From Credit Suisse here is a graph comparing the non-financial private sector credit growth and growth of fixed capital formation (i.e. investments), both with respect to GDP for a number of mostly developing nations: (click to enlarge)
HT: Marginal Revolution
What it reveals immediately is the dangerous position China is currently in.
The scatter plot offers a good insight into some basic wisdom in economics; "when credit growth significantly outpaces investments into the economy, a nation could be in for a deleveraging period." We can see three very good historical examples of this almost stylized fact; the booms in Korea 94-98, USA 04-08 and Japan 85-89, after which all these countries experienced a huge slump and a painful recovery (too bad we can't see any Eurozone economies in there, particularly Britain, Ireland or Spain).

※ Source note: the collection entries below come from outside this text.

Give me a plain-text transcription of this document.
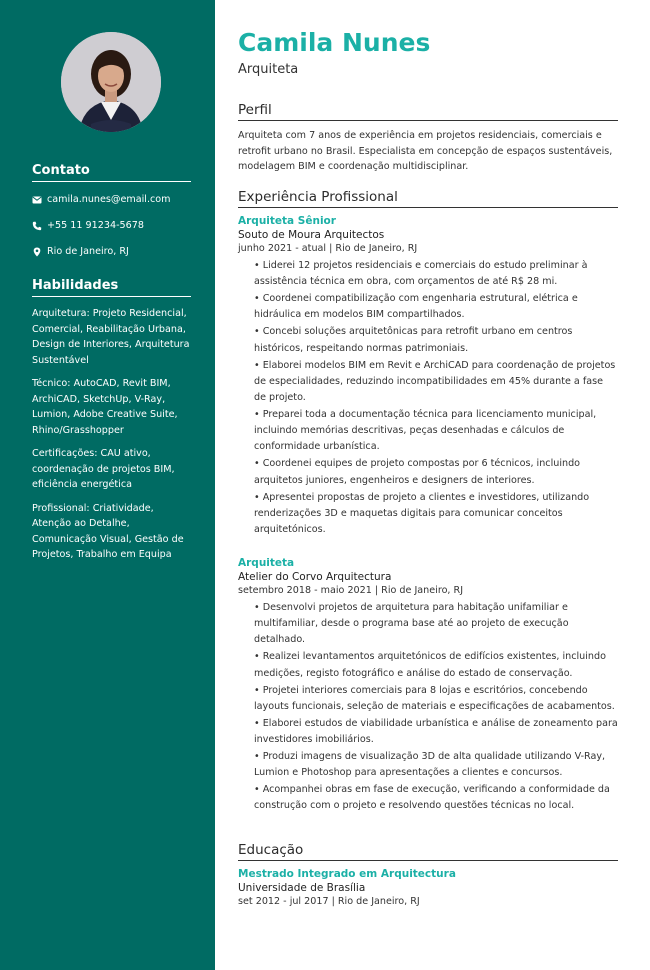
Contato
camila.nunes@email.com
+55 11 91234-5678
Rio de Janeiro, RJ
Habilidades
Arquitetura: Projeto Residencial, Comercial, Reabilitação Urbana, Design de Interiores, Arquitetura Sustentável
Técnico: AutoCAD, Revit BIM, ArchiCAD, SketchUp, V-Ray, Lumion, Adobe Creative Suite, Rhino/Grasshopper
Certificações: CAU ativo, coordenação de projetos BIM, eficiência energética
Profissional: Criatividade, Atenção ao Detalhe, Comunicação Visual, Gestão de Projetos, Trabalho em Equipa
Camila Nunes
Arquiteta
Perfil
Arquiteta com 7 anos de experiência em projetos residenciais, comerciais e retrofit urbano no Brasil. Especialista em concepção de espaços sustentáveis, modelagem BIM e coordenação multidisciplinar.
Experiência Profissional
Arquiteta Sênior
Souto de Moura Arquitectos
junho 2021 - atual | Rio de Janeiro, RJ
• Liderei 12 projetos residenciais e comerciais do estudo preliminar à assistência técnica em obra, com orçamentos de até R$ 28 mi.
• Coordenei compatibilização com engenharia estrutural, elétrica e hidráulica em modelos BIM compartilhados.
• Concebi soluções arquitetônicas para retrofit urbano em centros históricos, respeitando normas patrimoniais.
• Elaborei modelos BIM em Revit e ArchiCAD para coordenação de projetos de especialidades, reduzindo incompatibilidades em 45% durante a fase de projeto.
• Preparei toda a documentação técnica para licenciamento municipal, incluindo memórias descritivas, peças desenhadas e cálculos de conformidade urbanística.
• Coordenei equipes de projeto compostas por 6 técnicos, incluindo arquitetos juniores, engenheiros e designers de interiores.
• Apresentei propostas de projeto a clientes e investidores, utilizando renderizações 3D e maquetas digitais para comunicar conceitos arquitetónicos.
Arquiteta
Atelier do Corvo Arquitectura
setembro 2018 - maio 2021 | Rio de Janeiro, RJ
• Desenvolvi projetos de arquitetura para habitação unifamiliar e multifamiliar, desde o programa base até ao projeto de execução detalhado.
• Realizei levantamentos arquitetónicos de edifícios existentes, incluindo medições, registo fotográfico e análise do estado de conservação.
• Projetei interiores comerciais para 8 lojas e escritórios, concebendo layouts funcionais, seleção de materiais e especificações de acabamentos.
• Elaborei estudos de viabilidade urbanística e análise de zoneamento para investidores imobiliários.
• Produzi imagens de visualização 3D de alta qualidade utilizando V-Ray, Lumion e Photoshop para apresentações a clientes e concursos.
• Acompanhei obras em fase de execução, verificando a conformidade da construção com o projeto e resolvendo questões técnicas no local.
Educação
Mestrado Integrado em Arquitectura
Universidade de Brasília
set 2012 - jul 2017 | Rio de Janeiro, RJ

Now look at China. One can argue it's only a matter of time before it's bubble bursts and China enters a large and painful deleveraging period (similar to what the West is going through now, and even more similar to what Japan had / is having in the past 20 years). When I predicted in a previous text that China is not far away from emulating the Japanese lost decade(s) scenario, it's slump could be even worse. The amount of malinvestment is just too high and is going nowhere, while credit growth is literally unstoppable. One can only avoid the basic laws of economics for so long. Just ask Europe.